The victory dealt a blow to Prime Minister Donald Tusk’s plan to consolidate power and steer Poland fully back onto a European Union-oriented course.
Nawrocki’s veto powers could stymie any reform drive by Tusk, whose popularity has already eroded, partly due to his failure to deliver on key electoral pledges such as judicial reform or big tax cuts, since taking power in 2023.
The threat of continued political infighting would create “a climate of uncertainty” for investors, Lewiatan head Maciej Witucki said, adding to worries over geopolitics, the looming threat of tariffs and Poland’s deteriorating public finances.
“Today, there is a lot of capital in the world, but this capital is looking for safe places.
And places where the authorities fight among themselves are not safe,” Witucki said in an interview.
Poland’s stock of inward foreign direct investment had risen tenfold from 2000 till 2023 to $335.54 billion, data from the United Nations trade and development agency shows, though the pace slowed in 2023, reflecting wider trends elsewhere in central Europe.
Figures for 2024 released on Thursday showed a further steep fall in FDI inflows to Poland to $12.74 billion, their lowest since 2017 and less than half the previous year’s figure of $28.36 billion.

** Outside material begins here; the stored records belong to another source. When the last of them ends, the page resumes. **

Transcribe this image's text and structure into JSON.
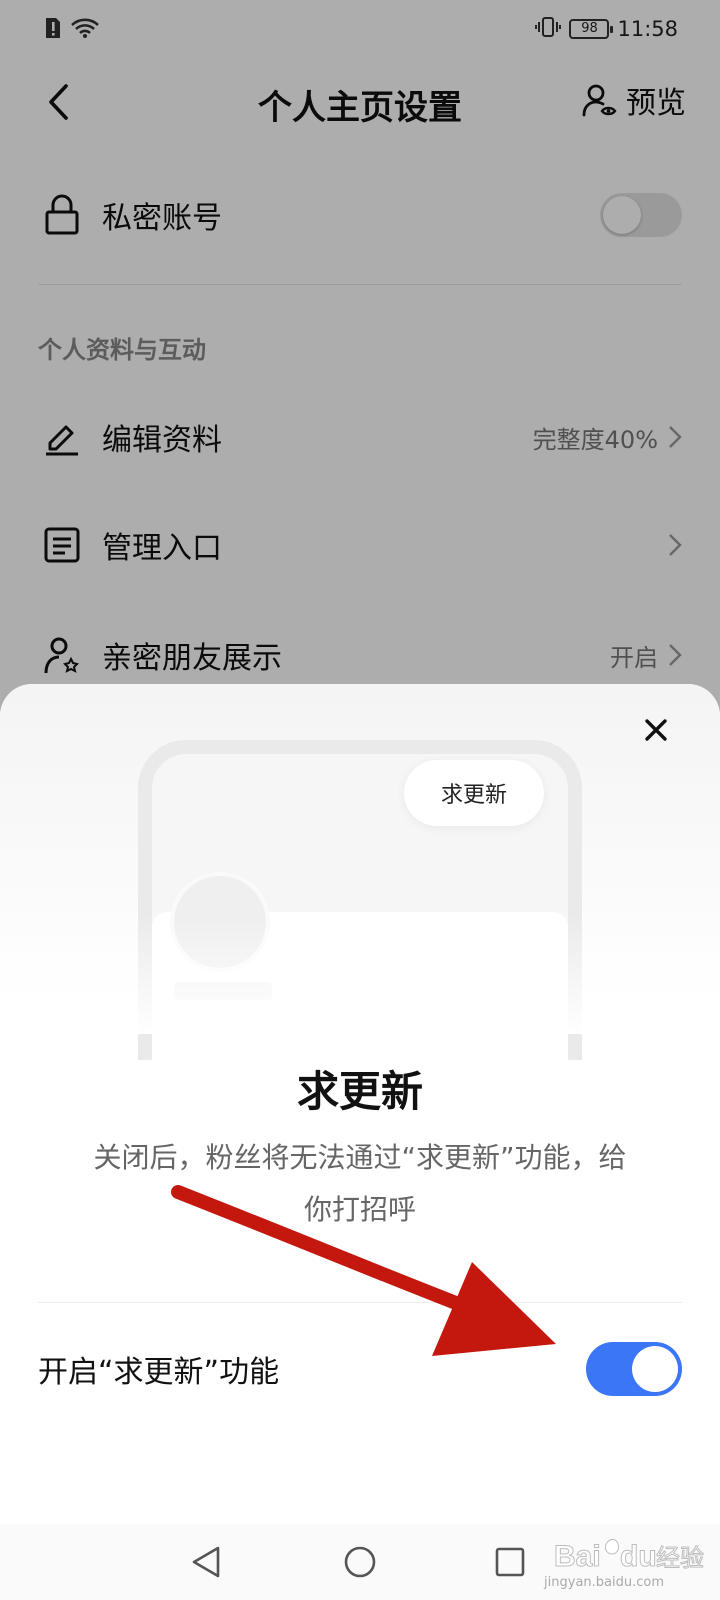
{
  "status_bar": {
    "time": "11:58",
    "battery": "98"
  },
  "nav": {
    "title": "个人主页设置",
    "preview_label": "预览"
  },
  "settings": {
    "private_account": {
      "label": "私密账号",
      "enabled": false
    },
    "section_title": "个人资料与互动",
    "items": [
      {
        "label": "编辑资料",
        "value": "完整度40%",
        "icon": "edit-icon"
      },
      {
        "label": "管理入口",
        "value": "",
        "icon": "list-icon"
      },
      {
        "label": "亲密朋友展示",
        "value": "开启",
        "icon": "friends-icon"
      }
    ]
  },
  "sheet": {
    "illustration_button": "求更新",
    "title": "求更新",
    "description": "关闭后，粉丝将无法通过“求更新”功能，给你打招呼",
    "feature_label": "开启“求更新”功能",
    "feature_enabled": true
  },
  "watermark": {
    "text": "jingyan.baidu.com"
  },
  "colors": {
    "accent": "#3b76f6",
    "arrow": "#c4180f"
  }
}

UNCTAD gave no reason for the decline, but its 2024 data showed foreign direct investment to the Czech Republic and Slovakia rising, while FDI flows to Hungary and Romania retreated to a far smaller extent than in Poland.
IMMIGRATION
Witucki said the stalemate could also complicate efforts to import more foreign workers, with most of Poland’s main parties during the election campaign opposing or showing caution about immigration from outside the EU.
Poland hopes to modernise its economy with billions in EU funding, but Witucki said this could prove difficult without “selective and smart” immigration.
Poland’s jobless rate is already among the EU’s lowest, while its birth rate also ranks among the worst in the bloc.
“We will not build highways, we will not build nuclear power plants without external workers,” Witucki said.
“We also do not have enough bricklayers, welders and other experts to carry out all these projects on our own.”
Alluding to the nearly one million Ukrainians who have settled in Poland since Russia’s 2022 invasion, Witucki added, “We cannot count on Ukrainians because they, I hope, will be rebuilding Ukraine.”